黒田総裁もクギを刺した、財政規律の緩み

FRBの出口戦略から見える課題と、日銀への示唆(下)

IMF(国際通貨基金)が7月に発表した米国経済に関する年次審査報告書の中で、FRBが保有証券を売却せずに自然減による資産正常化を狙う場合、それにかかる時間が次のように推計されていた。

QE3が2014年6月まで継続される場合、FRBの国債保有額が歴史的正常水準(現金流通額)に戻るのに約5年かかる。FRBのMBS保有残高がゼロになるまでには約30年かかる。つまり、長期にわたって市場に超過準備が残ることになる。

正常化が可能なのか、ハト派にもある危機意識

その間、超過準備への付利(IOER)を引き上げつつ、短期資金吸収オペをある程度実施すれば、市場の短期金利を引き上げることはできるだろう。しかし、それは「海図なき領域」であり、市場を混乱せずに適度な引き締め効果を醸し出せるかは、やってみないとわからない面がある。

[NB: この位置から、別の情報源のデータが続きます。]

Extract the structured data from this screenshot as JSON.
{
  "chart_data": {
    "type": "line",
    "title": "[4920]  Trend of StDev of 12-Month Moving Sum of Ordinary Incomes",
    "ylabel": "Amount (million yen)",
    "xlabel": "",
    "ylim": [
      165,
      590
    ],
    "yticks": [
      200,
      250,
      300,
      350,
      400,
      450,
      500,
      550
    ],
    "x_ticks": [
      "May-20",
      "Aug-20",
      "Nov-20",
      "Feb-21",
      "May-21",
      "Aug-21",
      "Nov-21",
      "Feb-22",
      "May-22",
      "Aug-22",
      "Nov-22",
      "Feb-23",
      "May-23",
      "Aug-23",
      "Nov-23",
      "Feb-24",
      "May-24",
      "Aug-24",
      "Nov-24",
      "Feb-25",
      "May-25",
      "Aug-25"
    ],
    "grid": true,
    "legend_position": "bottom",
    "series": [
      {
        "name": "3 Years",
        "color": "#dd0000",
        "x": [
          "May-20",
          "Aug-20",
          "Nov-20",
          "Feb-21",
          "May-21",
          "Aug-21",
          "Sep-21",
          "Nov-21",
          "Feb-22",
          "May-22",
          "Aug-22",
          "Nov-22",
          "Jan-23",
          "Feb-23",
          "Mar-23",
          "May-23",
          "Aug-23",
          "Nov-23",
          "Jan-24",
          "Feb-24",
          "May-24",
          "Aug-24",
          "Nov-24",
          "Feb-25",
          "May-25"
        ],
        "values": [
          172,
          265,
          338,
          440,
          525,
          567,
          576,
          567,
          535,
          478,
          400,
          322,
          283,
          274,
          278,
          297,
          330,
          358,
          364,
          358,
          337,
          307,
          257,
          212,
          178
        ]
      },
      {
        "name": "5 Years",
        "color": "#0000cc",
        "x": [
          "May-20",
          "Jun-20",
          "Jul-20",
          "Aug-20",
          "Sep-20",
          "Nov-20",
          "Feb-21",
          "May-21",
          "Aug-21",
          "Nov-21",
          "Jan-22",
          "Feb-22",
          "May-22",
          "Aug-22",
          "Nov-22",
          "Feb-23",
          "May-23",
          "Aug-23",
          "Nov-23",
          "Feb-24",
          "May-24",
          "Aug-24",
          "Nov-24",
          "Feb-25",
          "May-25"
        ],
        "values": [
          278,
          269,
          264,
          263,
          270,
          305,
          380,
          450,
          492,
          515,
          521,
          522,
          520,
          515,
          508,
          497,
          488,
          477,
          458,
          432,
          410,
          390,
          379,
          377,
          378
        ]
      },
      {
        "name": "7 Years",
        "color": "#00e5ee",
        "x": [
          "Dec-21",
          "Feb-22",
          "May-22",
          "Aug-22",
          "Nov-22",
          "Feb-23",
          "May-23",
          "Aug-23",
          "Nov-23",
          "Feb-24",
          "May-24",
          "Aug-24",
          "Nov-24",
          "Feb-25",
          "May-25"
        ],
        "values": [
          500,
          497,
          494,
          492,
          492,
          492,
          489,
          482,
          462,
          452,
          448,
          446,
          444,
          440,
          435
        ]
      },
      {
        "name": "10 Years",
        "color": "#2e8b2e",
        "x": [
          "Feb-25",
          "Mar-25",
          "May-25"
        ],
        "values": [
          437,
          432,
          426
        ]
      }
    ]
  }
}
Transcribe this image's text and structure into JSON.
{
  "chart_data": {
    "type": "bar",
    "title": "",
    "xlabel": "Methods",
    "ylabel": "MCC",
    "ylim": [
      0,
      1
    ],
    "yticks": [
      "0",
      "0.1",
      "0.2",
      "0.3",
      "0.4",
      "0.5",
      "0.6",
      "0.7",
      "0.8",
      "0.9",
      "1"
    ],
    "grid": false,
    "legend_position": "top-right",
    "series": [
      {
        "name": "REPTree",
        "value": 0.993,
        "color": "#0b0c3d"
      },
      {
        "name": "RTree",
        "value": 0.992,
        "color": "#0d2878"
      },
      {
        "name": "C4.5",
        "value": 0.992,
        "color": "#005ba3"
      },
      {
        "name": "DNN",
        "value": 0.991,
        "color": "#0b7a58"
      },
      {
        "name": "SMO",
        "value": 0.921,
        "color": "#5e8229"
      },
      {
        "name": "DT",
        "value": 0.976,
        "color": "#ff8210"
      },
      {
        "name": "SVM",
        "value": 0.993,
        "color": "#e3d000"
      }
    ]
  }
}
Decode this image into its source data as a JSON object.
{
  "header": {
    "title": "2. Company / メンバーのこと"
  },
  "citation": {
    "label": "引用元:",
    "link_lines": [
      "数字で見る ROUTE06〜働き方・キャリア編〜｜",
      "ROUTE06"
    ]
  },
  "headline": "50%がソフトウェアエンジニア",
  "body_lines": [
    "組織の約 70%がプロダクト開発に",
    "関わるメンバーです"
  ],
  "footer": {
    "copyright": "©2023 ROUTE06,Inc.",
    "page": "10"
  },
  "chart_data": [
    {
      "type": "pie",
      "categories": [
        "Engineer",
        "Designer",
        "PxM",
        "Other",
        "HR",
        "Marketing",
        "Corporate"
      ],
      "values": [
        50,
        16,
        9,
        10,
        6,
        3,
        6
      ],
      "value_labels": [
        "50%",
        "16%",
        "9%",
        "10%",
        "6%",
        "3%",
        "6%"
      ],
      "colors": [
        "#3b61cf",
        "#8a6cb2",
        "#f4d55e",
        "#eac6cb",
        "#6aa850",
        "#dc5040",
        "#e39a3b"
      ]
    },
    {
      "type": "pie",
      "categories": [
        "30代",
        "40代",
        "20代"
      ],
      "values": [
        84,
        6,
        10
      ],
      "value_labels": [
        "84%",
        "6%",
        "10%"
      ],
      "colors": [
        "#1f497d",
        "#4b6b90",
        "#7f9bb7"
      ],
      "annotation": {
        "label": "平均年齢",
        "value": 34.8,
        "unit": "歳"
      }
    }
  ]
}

FRBが保有証券の自然減を狙っている間に、次の景気後退期が必ずやってくるだろう。その際、FRBが短期金利引き下げだけでは対処しきれず、新たな資産買い入れ策(QE4)を開始することになれば、FRBのポートフォリオは再び膨張を始める。そうなると、「正常化が実現される時期はいったいいつになるのか?」という不安が、市場で台頭してくるおそれがある。

FRBは、異例の緩和策を行ううえで「コスト-ベネフィット・テスト」を通過したものを採用してきた、と説明している。その政策のコストやリスクと便益を比較考慮して、便益が上回る場合はそれを採用するというスタンスである。

現在のタカ派メンバーは、QE3は目先の景気刺激効果よりも出口政策の困難化という弊害の方が大きいと判断しているがゆえに、早々に停止する必要があると考えている(前述のようにそういった見方のメンバーは6月時点でFOMC内に約半数もいた)。

それに対してバーナンキ、イエレンを含むハト派は、そうは言っても足元の景気が失速してはまずいので、経済指標を見極めながら慎重に進めていこうというスタンスである。しかし、どこかで止めなければ危険だ、という意識は彼らにもある。代表的なハト派メンバーであるエバンス・シカゴ連銀総裁が、最近、9月の資産買い入れ縮小決定の可能性を「排除しない」と述べたのは、その表れと言える。